Skill blickte zurück, hinauf zu den zwei Pyramiden oben auf dem Berg, die sich wie leuchtende Mahnmale vor dem dunklen Himmel in die Höhe reckten. Ausgerechnet Pyramiden. Als habe das Schicksal vorgehabt, ihn an seine Kindheit zu erinnern. Als wolle es ihm zeigen: Hier, hier bist du zu Hause!

Aber er war hier nicht zu Hause. Auch wenn die Korrago Hybridwesen waren, ähnlich, wie er eines sein würde, sobald das DagöerSyndrom sein Werk vollendete. Auch wenn er sie verstehen konnte sie würden ihn niemals verstehen. Er mochte neidvoll auf ihre kollektive, geradezu brüderliche Existenzform schauen er würde niemals ein Teil davon sein können.

Und die Signale tanzten und zuckten über den Bildschirm...
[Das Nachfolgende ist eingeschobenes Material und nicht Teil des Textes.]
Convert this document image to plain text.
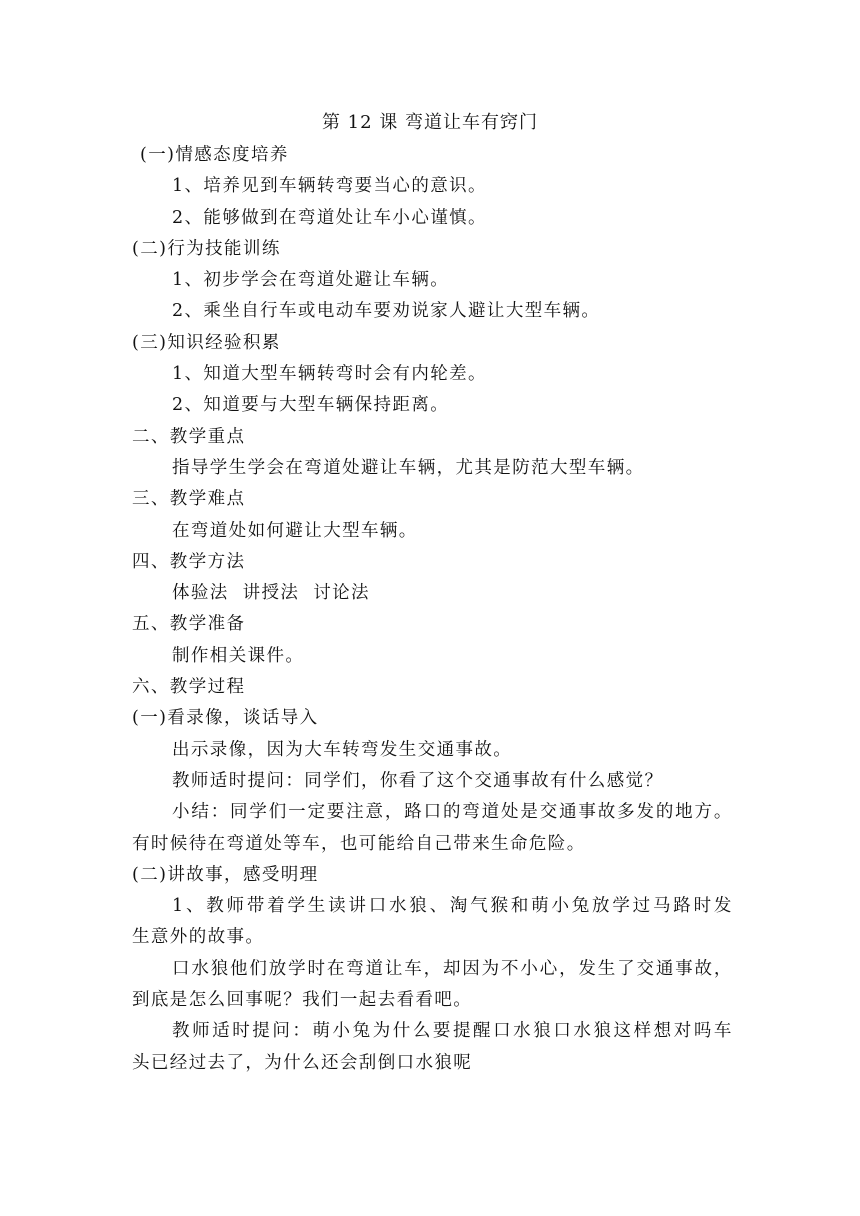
第 12 课 弯道让车有窍门
(一)情感态度培养
1、培养见到车辆转弯要当心的意识。
2、能够做到在弯道处让车小心谨慎。
(二)行为技能训练
1、初步学会在弯道处避让车辆。
2、乘坐自行车或电动车要劝说家人避让大型车辆。
(三)知识经验积累
1、知道大型车辆转弯时会有内轮差。
2、知道要与大型车辆保持距离。
二、教学重点
指导学生学会在弯道处避让车辆，尤其是防范大型车辆。
三、教学难点
在弯道处如何避让大型车辆。
四、教学方法
体验法  讲授法  讨论法
五、教学准备
制作相关课件。
六、教学过程
(一)看录像，谈话导入
出示录像，因为大车转弯发生交通事故。
教师适时提问：同学们，你看了这个交通事故有什么感觉？
小结：同学们一定要注意，路口的弯道处是交通事故多发的地方。
有时候待在弯道处等车，也可能给自己带来生命危险。
(二)讲故事，感受明理
1、教师带着学生读讲口水狼、淘气猴和萌小兔放学过马路时发
生意外的故事。
口水狼他们放学时在弯道让车，却因为不小心，发生了交通事故，
到底是怎么回事呢？我们一起去看看吧。
教师适时提问：萌小兔为什么要提醒口水狼口水狼这样想对吗车
头已经过去了，为什么还会刮倒口水狼呢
Plötzlich, ohne daß er hätte sagen können, wieso, schien sich etwas in seiner Wahrnehmung zu verschieben. Es war, als zöge jemand einen Schleier von seinen Augen. Die Pausen. Es waren die Pausen zwischen den Signalen, die die Bedeutung transportierten, nicht die Signale selbst.
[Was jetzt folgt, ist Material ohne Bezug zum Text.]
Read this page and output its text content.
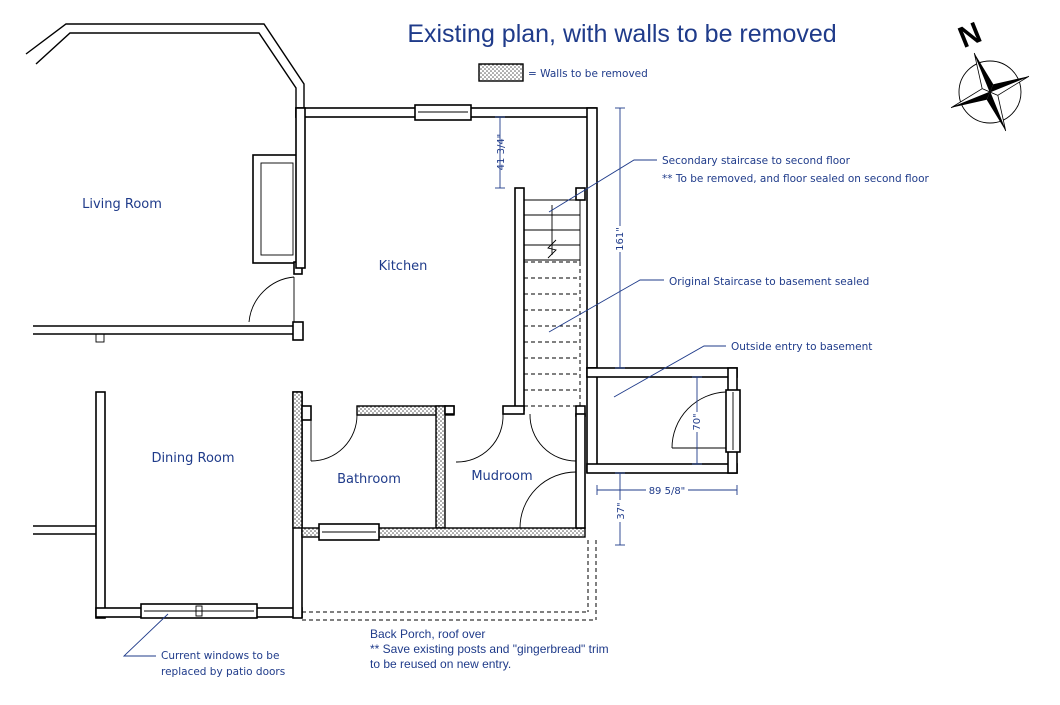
Existing plan, with walls to be removed
= Walls to be removed
N
41 3/4"
161"
70"
89 5/8"
37"
Living Room
Kitchen
Dining Room
Bathroom	Mudroom
Secondary staircase to second floor
** To be removed, and floor sealed on second floor
Original Staircase to basement sealed
Outside entry to basement
Current windows to be
replaced by patio doors
Back Porch, roof over
** Save existing posts and "gingerbread" trim
to be reused on new entry.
Nicht, daß er die Bedeutung der Botschaften verstanden hätte, das nicht. Aber plötzlich sah er ungeahnte Schönheit, verborgene Harmonie in den flimmernden Lichtern auf dem Bildschirm. Wie eine Melodie, die aus den Zwischenräumen zwischen den Noten besteht. Als hätte er die ganze Zeit die ziehenden Wolken betrachtet und jetzt erst gemerkt, daß dahinter, ewig und unvergänglich, der blaue Himmel war und daß er es war, auf den es ankam. Schönheit. Ein fremdartiger Akkord. Ein Akkord der Stille. Einklang, ewig, befreiend. Ein maschinelles Wesen war frei. Es kannte kein Wollen, kein Müssen, keine Leidenschaften und kein Begehren. Es gab nur die Kühle der Logik, es gab nur schlichte Klarheit. Einen Himmel ohne Wolken.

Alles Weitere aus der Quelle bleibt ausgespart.